When you choose a CD, you lock in your funds for a period and earn a fixed interest rate. This deposit account is secure if your bank or credit union is covered by FDIC insurance or NCUA protection.
However, if you need to withdraw your funds before the CD matures, be ready to face some consequences. Typically there's an early withdrawal penalty amounting to a few months' interest.
What does APY mean on a CD?
Think of the APY, or annual percentage yield, as the rate of return for one year on your CD. If you saved $2,000 in a 1-year CD with a 5% APY, you’d earn $100 by the end of the year.
What are the most common types of CDs?
There are many different types of CDs, but traditional, brokered, and no-penalty CDs are common.
- Traditional CDs. Simply deposit your money for a fixed period, and in return, receive regular interest payments. It's that straightforward.
- Brokered CDs. Financial institutions sell these CDs to brokerages. Brokerages then sell these CDs to customers with more attractive APYs than traditional CDs.
- No-Penalty CDs. Seeking flexibility? With these CDs, you can access your funds without incurring early withdrawal fees. However, these CDs may offer slightly lower interest rates for this feature.
How to choose the best CD in Connecticut
There are over 50 FDIC-regulated banks in Connecticut and 70 NCUA-regulated credit unions. Here’s how to choose the right one for your needs:
- Term Length. The duration of your CD's term indicates how long it takes to mature. A CD’s duration can range from a few months to a few years. Select a term length that aligns with your needs and financial goals.

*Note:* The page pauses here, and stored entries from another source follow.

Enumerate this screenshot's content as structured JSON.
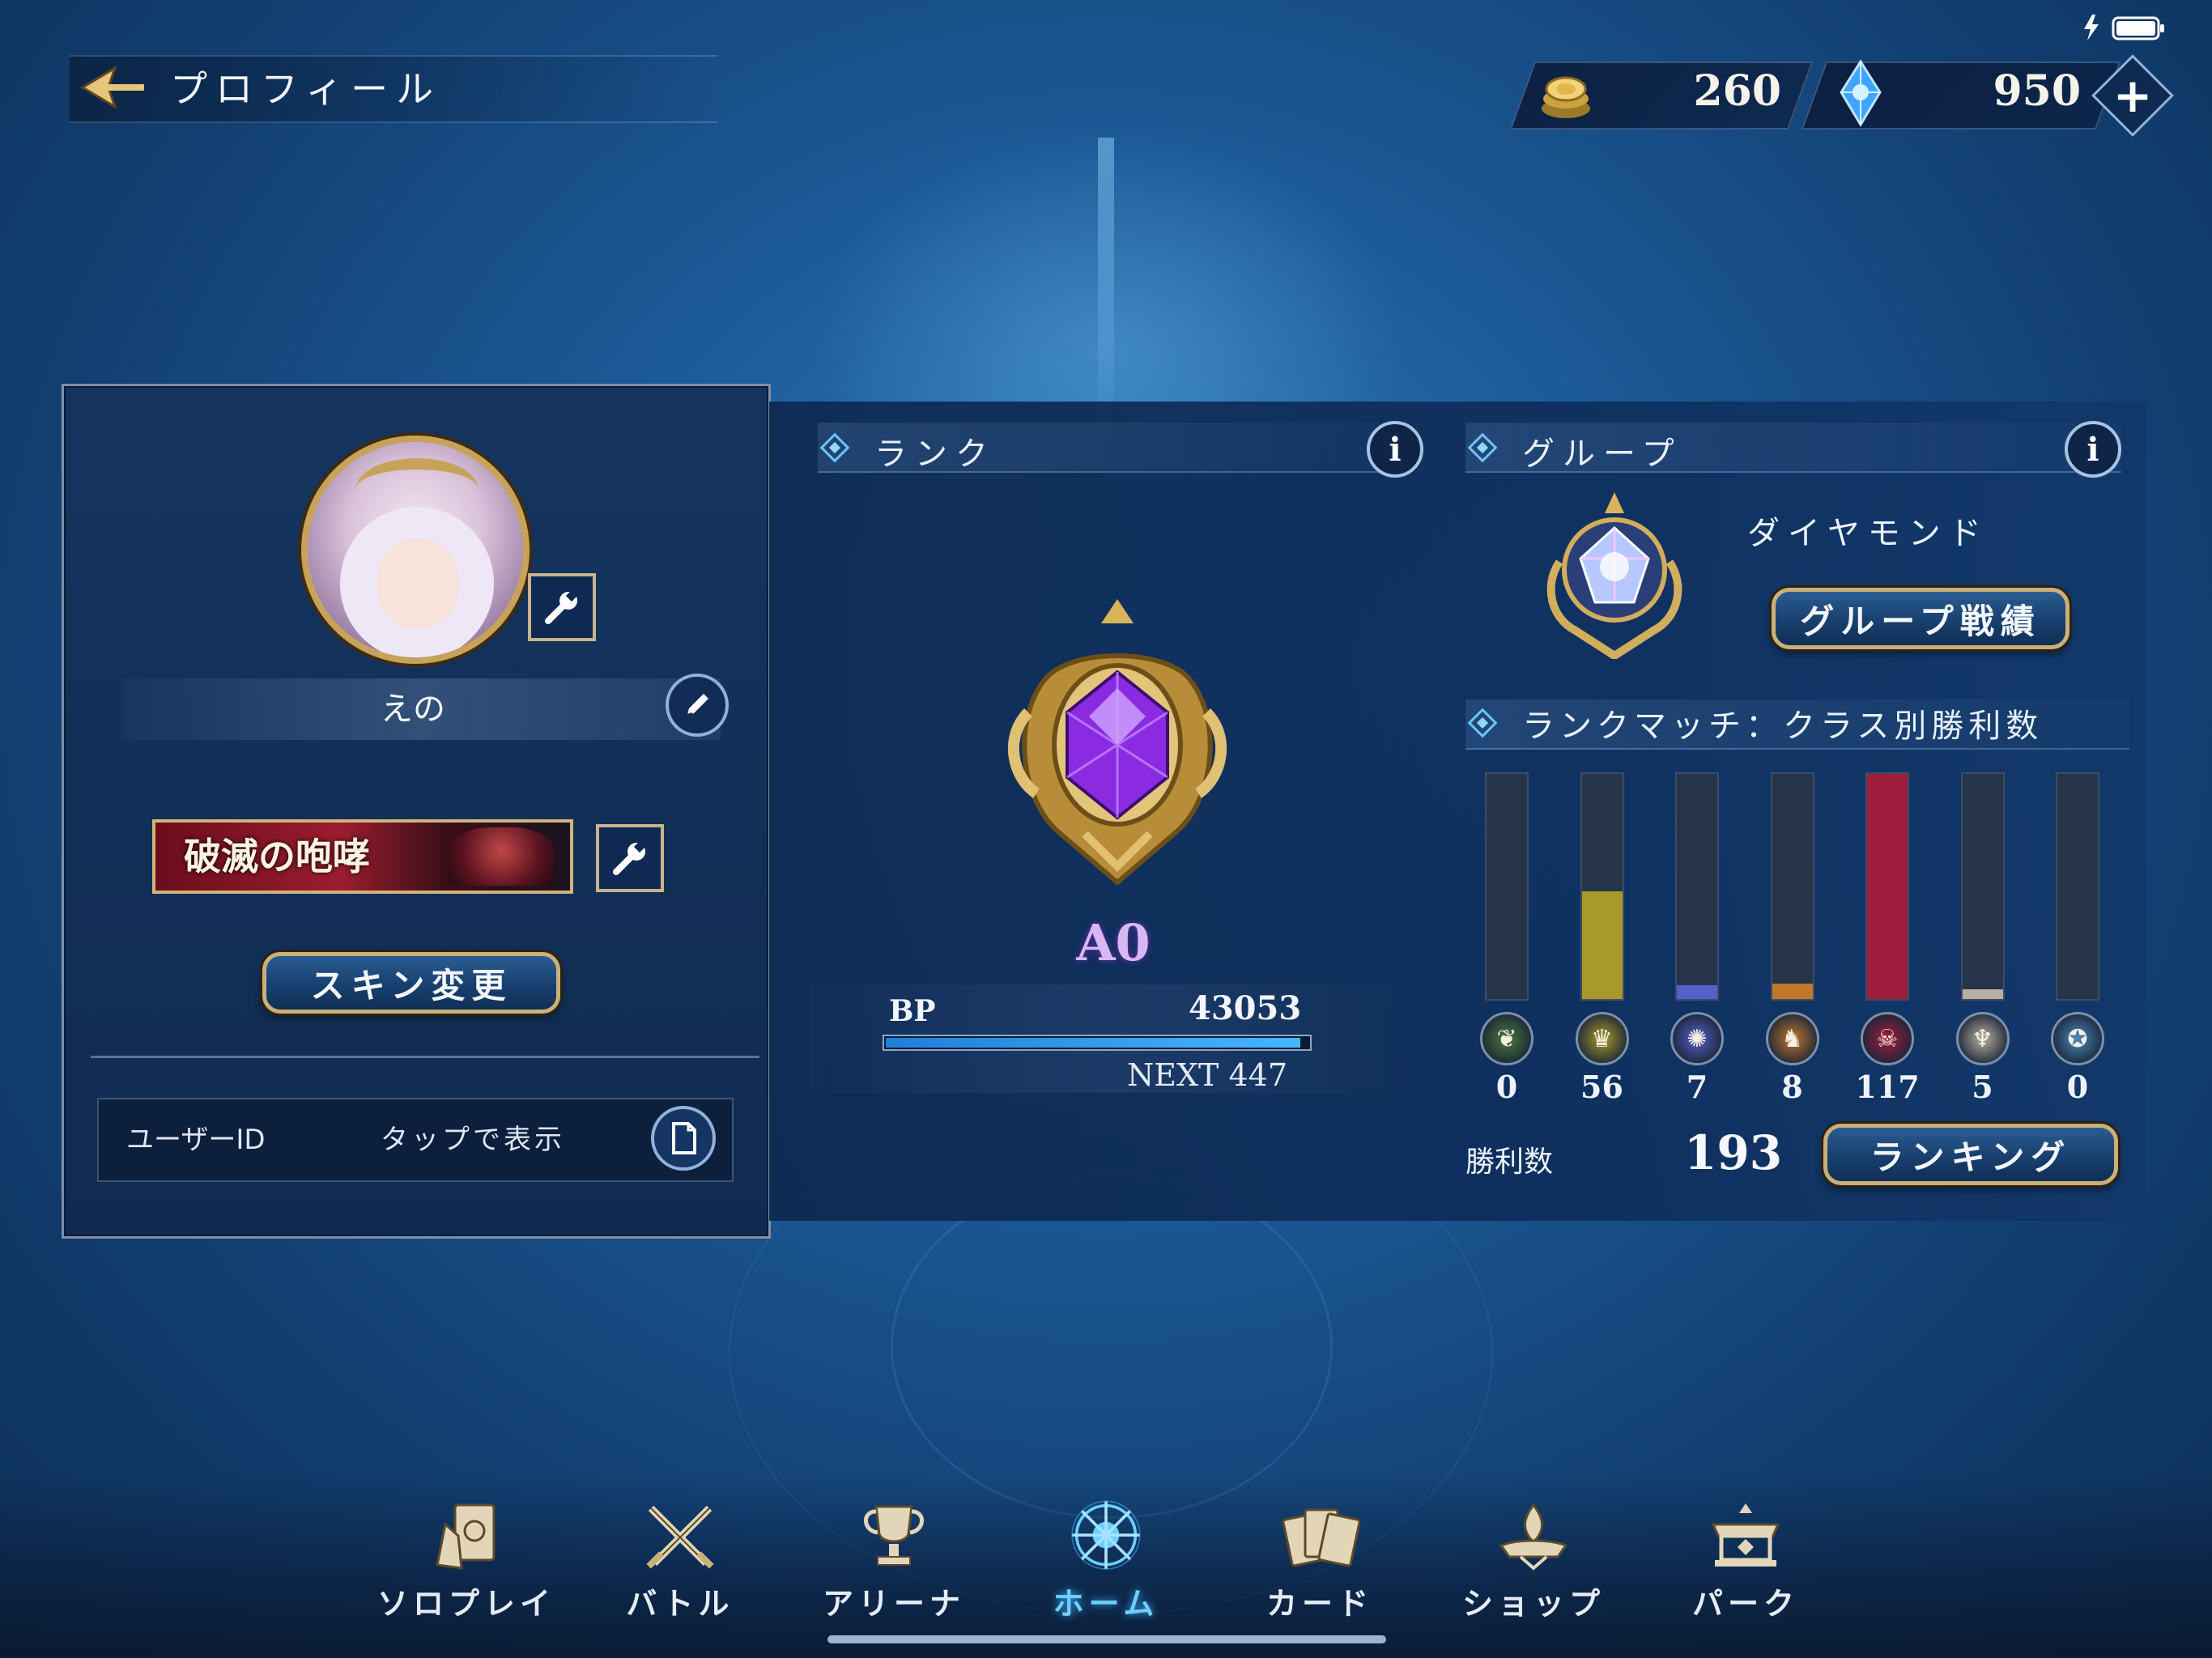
{
  "header": {
    "title": "プロフィール",
    "coins": "260",
    "crystals": "950",
    "plus_label": "+"
  },
  "profile": {
    "player_name": "えの",
    "title_name": "破滅の咆哮",
    "skin_button": "スキン変更",
    "user_id_label": "ユーザーID",
    "user_id_value": "タップで表示"
  },
  "rank": {
    "section_title": "ランク",
    "rank_name": "A0",
    "bp_label": "BP",
    "bp_value": "43053",
    "next_label": "NEXT 447",
    "bp_progress": 0.98
  },
  "group": {
    "section_title": "グループ",
    "group_name": "ダイヤモンド",
    "results_button": "グループ戦績"
  },
  "class_wins": {
    "section_title": "ランクマッチ：クラス別勝利数",
    "max": 117,
    "classes": [
      {
        "icon": "leaf-icon",
        "value": "0",
        "count": 0,
        "color": "#4a7a3a"
      },
      {
        "icon": "crown-icon",
        "value": "56",
        "count": 56,
        "color": "#a79a2b"
      },
      {
        "icon": "rune-circle-icon",
        "value": "7",
        "count": 7,
        "color": "#5560c8"
      },
      {
        "icon": "dragon-icon",
        "value": "8",
        "count": 8,
        "color": "#c0782a"
      },
      {
        "icon": "skull-icon",
        "value": "117",
        "count": 117,
        "color": "#a01c3c"
      },
      {
        "icon": "bat-wing-icon",
        "value": "5",
        "count": 5,
        "color": "#b8b0a0"
      },
      {
        "icon": "swirl-icon",
        "value": "0",
        "count": 0,
        "color": "#4a88b8"
      }
    ],
    "wins_label": "勝利数",
    "wins_total": "193",
    "ranking_button": "ランキング"
  },
  "nav": {
    "items": [
      {
        "label": "ソロプレイ",
        "icon": "solo-play-icon"
      },
      {
        "label": "バトル",
        "icon": "crossed-swords-icon"
      },
      {
        "label": "アリーナ",
        "icon": "trophy-icon"
      },
      {
        "label": "ホーム",
        "icon": "home-crest-icon"
      },
      {
        "label": "カード",
        "icon": "cards-icon"
      },
      {
        "label": "ショップ",
        "icon": "shop-icon"
      },
      {
        "label": "パーク",
        "icon": "park-icon"
      }
    ],
    "active_index": 3
  },
  "colors": {
    "accent_blue": "#47b6ff",
    "gold_border": "#c9b07a",
    "rank_purple": "#8a2be2"
  }
}
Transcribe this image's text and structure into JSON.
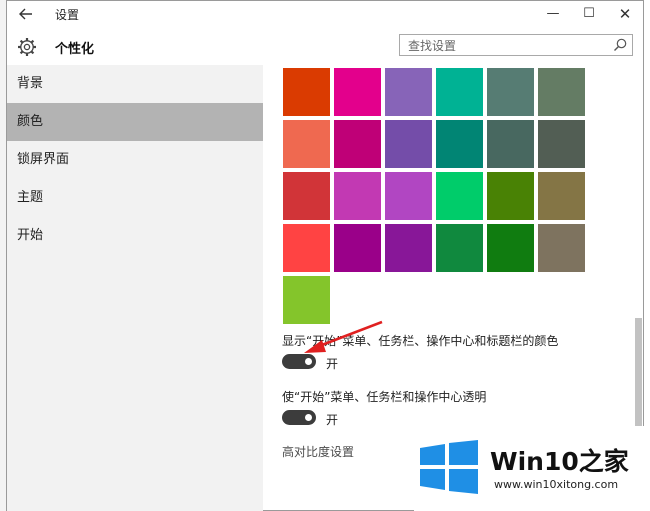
{
  "window": {
    "title": "设置",
    "back_icon": "arrow-left-icon",
    "minimize_glyph": "—",
    "maximize_glyph": "☐",
    "close_glyph": "✕"
  },
  "header": {
    "title": "个性化",
    "icon": "gear-icon"
  },
  "search": {
    "placeholder": "查找设置",
    "value": ""
  },
  "sidebar": {
    "items": [
      {
        "label": "背景",
        "active": false
      },
      {
        "label": "颜色",
        "active": true
      },
      {
        "label": "锁屏界面",
        "active": false
      },
      {
        "label": "主题",
        "active": false
      },
      {
        "label": "开始",
        "active": false
      }
    ]
  },
  "colors": {
    "rows": [
      [
        "#da3b01",
        "#e3008c",
        "#8764b8",
        "#00b294",
        "#567c73",
        "#647c64"
      ],
      [
        "#ef6950",
        "#bf0077",
        "#744da9",
        "#018574",
        "#486860",
        "#525e54"
      ],
      [
        "#d13438",
        "#c239b3",
        "#b146c2",
        "#00cc6a",
        "#498205",
        "#847545"
      ],
      [
        "#ff4343",
        "#9a0089",
        "#881798",
        "#10893e",
        "#107c10",
        "#7e735f"
      ],
      [
        "#84c52b"
      ]
    ]
  },
  "options": {
    "accent_on_surfaces": {
      "label": "显示“开始”菜单、任务栏、操作中心和标题栏的颜色",
      "state": "开"
    },
    "transparency": {
      "label": "使“开始”菜单、任务栏和操作中心透明",
      "state": "开"
    },
    "high_contrast_link": "高对比度设置"
  },
  "watermark": {
    "title": "Win10之家",
    "url": "www.win10xitong.com",
    "logo_color": "#1f8fe5"
  }
}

- APY. The annual percentage yield (APY) is the number that tells you how much interest you earn in a year. A higher APY means more interest.
- Minimum deposit requirement. Some banks and credit unions require a minimum investment to open a CD, which may vary from a few hundred dollars to thousands. Keep in mind that many CDs involve a lump sum deposit and don't allow additional contributions.
- Early withdrawal penalties. Not all CDs penalize you for withdrawing funds early, but if yours does, you could lose earned interest and part of your principal balance. While you can’t always plan for early withdrawals, it's good to know if there’s a penalty.
- Deposit insurance. FDIC and NCUA insurance provide depositors coverage if their bank or credit union fails—up to $250,000 per depositor or share owner. Double-check that your account is insured to safeguard your money in case of a bank failure.